As Saban seems to be pointing out, the officials serve for the good of the game, as bad as their decisions can be, without much pay. Perhaps SEC commissioner Mike Slive and other league bosses around the nation should look at professionalizing refereeing, but making it a full-time position would be costly, and what would the refs do during the off-season? They don't have 162 games, like baseball umps do, and an extended season, like NBA refs do. Umps and NBA refs are full-time contractors of their leagues. Training of college football refs could be stepped up, testing increased, standards beefed up. But economics indicate that the football referees will likely remain part-time amateurs who will continue to make glaring mistakes.

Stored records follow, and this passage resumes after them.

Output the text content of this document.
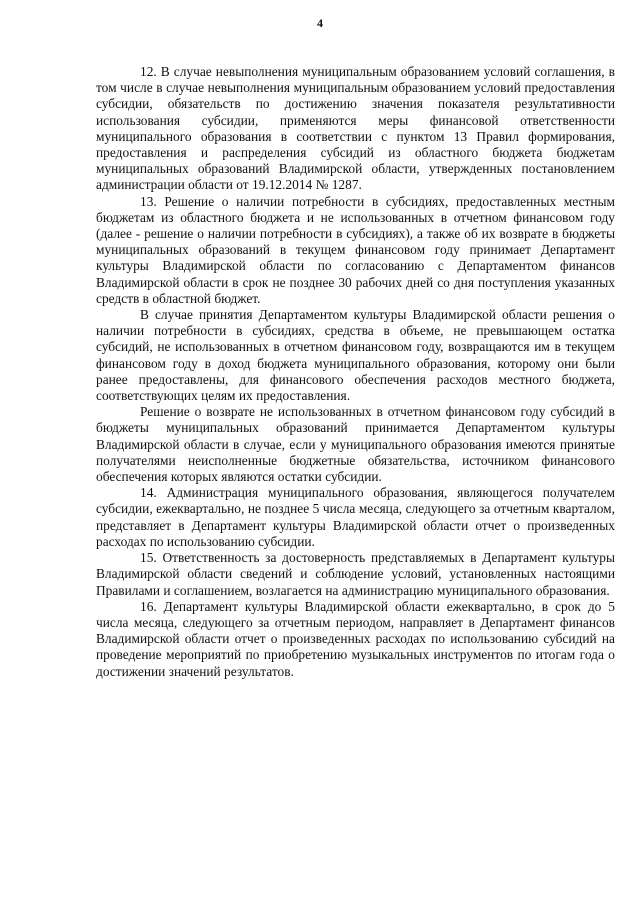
4

12. В случае невыполнения муниципальным образованием условий соглашения, в том числе в случае невыполнения муниципальным образованием условий предоставления субсидии, обязательств по достижению значения показателя результативности использования субсидии, применяются меры финансовой ответственности муниципального образования в соответствии с пунктом 13 Правил формирования, предоставления и распределения субсидий из областного бюджета бюджетам муниципальных образований Владимирской области, утвержденных постановлением администрации области от 19.12.2014 № 1287.

13. Решение о наличии потребности в субсидиях, предоставленных местным бюджетам из областного бюджета и не использованных в отчетном финансовом году (далее - решение о наличии потребности в субсидиях), а также об их возврате в бюджеты муниципальных образований в текущем финансовом году принимает Департамент культуры Владимирской области по согласованию с Департаментом финансов Владимирской области в срок не позднее 30 рабочих дней со дня поступления указанных средств в областной бюджет.

В случае принятия Департаментом культуры Владимирской области решения о наличии потребности в субсидиях, средства в объеме, не превышающем остатка субсидий, не использованных в отчетном финансовом году, возвращаются им в текущем финансовом году в доход бюджета муниципального образования, которому они были ранее предоставлены, для финансового обеспечения расходов местного бюджета, соответствующих целям их предоставления.

Решение о возврате не использованных в отчетном финансовом году субсидий в бюджеты муниципальных образований принимается Департаментом культуры Владимирской области в случае, если у муниципального образования имеются принятые получателями неисполненные бюджетные обязательства, источником финансового обеспечения которых являются остатки субсидии.

14. Администрация муниципального образования, являющегося получателем субсидии, ежеквартально, не позднее 5 числа месяца, следующего за отчетным кварталом, представляет в Департамент культуры Владимирской области отчет о произведенных расходах по использованию субсидии.

15. Ответственность за достоверность представляемых в Департамент культуры Владимирской области сведений и соблюдение условий, установленных настоящими Правилами и соглашением, возлагается на администрацию муниципального образования.

16. Департамент культуры Владимирской области ежеквартально, в срок до 5 числа месяца, следующего за отчетным периодом, направляет в Департамент финансов Владимирской области отчет о произведенных расходах по использованию субсидий на проведение мероприятий по приобретению музыкальных инструментов по итогам года о достижении значений результатов.
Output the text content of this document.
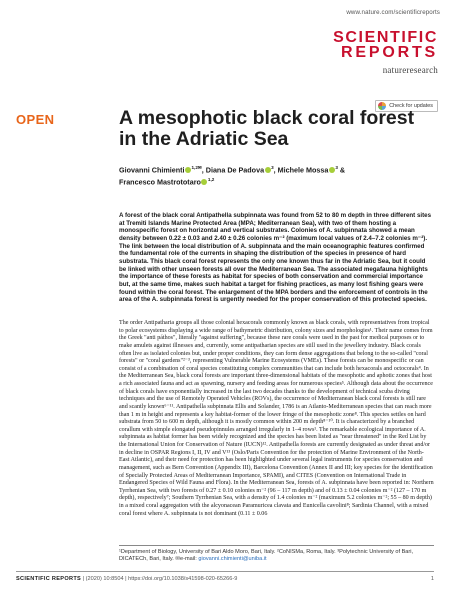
www.nature.com/scientificreports
SCIENTIFIC
REPORTS
natureresearch
Check for updates
OPEN	A mesophotic black coral forest in the Adriatic Sea
Giovanni Chimienti $^{1,2✉}$, Diana De Padova $^3$, Michele Mossa $^3$ &
Francesco Mastrototaro $^{1,2}$

A forest of the black coral Antipathella subpinnata was found from 52 to 80 m depth in three different sites at Tremiti Islands Marine Protected Area (MPA; Mediterranean Sea), with two of them hosting a monospecific forest on horizontal and vertical substrates. Colonies of A. subpinnata showed a mean density between 0.22 ± 0.03 and 2.40 ± 0.26 colonies m⁻² (maximum local values of 2.4–7.2 colonies m⁻²). The link between the local distribution of A. subpinnata and the main oceanographic features confirmed the fundamental role of the currents in shaping the distribution of the species in presence of hard substrata. This black coral forest represents the only one known thus far in the Adriatic Sea, but it could be linked with other unseen forests all over the Mediterranean Sea. The associated megafauna highlights the importance of these forests as habitat for species of both conservation and commercial importance but, at the same time, makes such habitat a target for fishing practices, as many lost fishing gears were found within the coral forest. The enlargement of the MPA borders and the enforcement of controls in the area of the A. subpinnata forest is urgently needed for the proper conservation of this protected species.

The order Antipatharia groups all those colonial hexacorals commonly known as black corals, with representatives from tropical to polar ecosystems displaying a wide range of bathymetric distribution, colony sizes and morphologies¹. Their name comes from the Greek "anti páthos", literally "against suffering", because these rare corals were used in the past for medical purposes or to make amulets against illnesses and, currently, some antipatharian species are still used in the jewellery industry. Black corals often live as isolated colonies but, under proper conditions, they can form dense aggregations that belong to the so-called "coral forests" or "coral gardens"²⁻³, representing Vulnerable Marine Ecosystems (VMEs). These forests can be monospecific or can consist of a combination of coral species constituting complex communities that can include both hexacorals and octocorals⁴. In the Mediterranean Sea, black coral forests are important three-dimensional habitats of the mesophotic and aphotic zones that host a rich associated fauna and act as spawning, nursery and feeding areas for numerous species⁵. Although data about the occurrence of black corals have exponentially increased in the last two decades thanks to the development of technical scuba diving techniques and the use of Remotely Operated Vehicles (ROVs), the occurrence of Mediterranean black coral forests is still rare and scantly known⁶⁻¹¹. Antipathella subpinnata Ellis and Solander, 1786 is an Atlanto-Mediterranean species that can reach more than 1 m in height and represents a key habitat-former of the lower fringe of the mesophotic zone⁸. This species settles on hard substrata from 50 to 600 m depth, although it is mostly common within 200 m depth⁸⁻¹⁰. It is characterized by a branched corallum with simple elongated pseudopinnules arranged irregularly in 1–4 rows¹. The remarkable ecological importance of A. subpinnata as habitat former has been widely recognized and the species has been listed as "near threatened" in the Red List by the International Union for Conservation of Nature (IUCN)¹². Antipathella forests are currently designated as under threat and/or in decline in OSPAR Regions I, II, IV and V¹³ (Oslo/Paris Convention for the protection of Marine Environment of the North-East Atlantic), and their need for protection has been highlighted under several legal instruments for species conservation and management, such as Bern Convention (Appendix III), Barcelona Convention (Annex II and III; key species for the identification of Specially Protected Areas of Mediterranean Importance, SPAMI), and CITES (Convention on International Trade in Endangered Species of Wild Fauna and Flora). In the Mediterranean Sea, forests of A. subpinnata have been reported in: Northern Tyrrhenian Sea, with two forests of 0.27 ± 0.10 colonies m⁻² (96 – 117 m depth) and of 0.13 ± 0.04 colonies m⁻² (127 – 170 m depth), respectively⁷; Southern Tyrrhenian Sea, with a density of 1.4 colonies m⁻² (maximum 5.2 colonies m⁻²; 55 – 80 m depth) in a mixed coral aggregation with the alcyonacean Paramuricea clavata and Eunicella cavolini⁸; Sardinia Channel, with a mixed coral forest where A. subpinnata is not dominant (0.11 ± 0.06

¹Department of Biology, University of Bari Aldo Moro, Bari, Italy. ²CoNISMa, Roma, Italy. ³Polytechnic University of Bari, DICATECh, Bari, Italy. ✉e-mail: giovanni.chimienti@uniba.it
SCIENTIFIC REPORTS | (2020) 10:8504 | https://doi.org/10.1038/s41598-020-65266-9	1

My biggest beef with football officiating is the replay. I was happy in last week's LSU-Alabama game when the replay booth lost power; I was hoping that the entire game would continue without the replay, which to me just slows down the game. The replay was supposed to have allowed officials to make the right call, but I don't think I've seen one replayed call overturned this year in SEC football, despite what appears to be overwhelming evidence.
Sure enough, with the replay back, LSU's Patrick Petersen apparently got both feet in bounds on an intereception of a pass by Alabama's Greg McElroy. The video evidence was conclusive, including footprints, and CBS color man Gary Danielsen confidently said LSU would be awarded the ball.
But I knew better. The officials don't want to upset the home crowd, and powerful coaches like Saban. Their standard of "incontrivertible evidence" is so high that no play is ever overturned. So what purpose does the replay serve but to make games even longer and put the officials on center stage rather than the players? Now we all have HD tvs that give the officials' work more glaring exposure. The instant replay gives even more attention to the refs and their bad calls. Often, the instant replay is a crutch for the officials, giving them backing for routine, if close, calls.
I would be happy doing away with the replay all together. Football is a sport. The game is decided by the plays or mistakes made by players, and the judgment of the officials is part of the human element of the game. I'd like more professional officials, but Slive and the other commissioners appear unwilling to make the financial commitment to improve them. If the officials are not going to use the instant replay tool to overturn wrong calls, go back to their judgment on the field. Then we'll never have to hear those deadening words, "the play is under further review."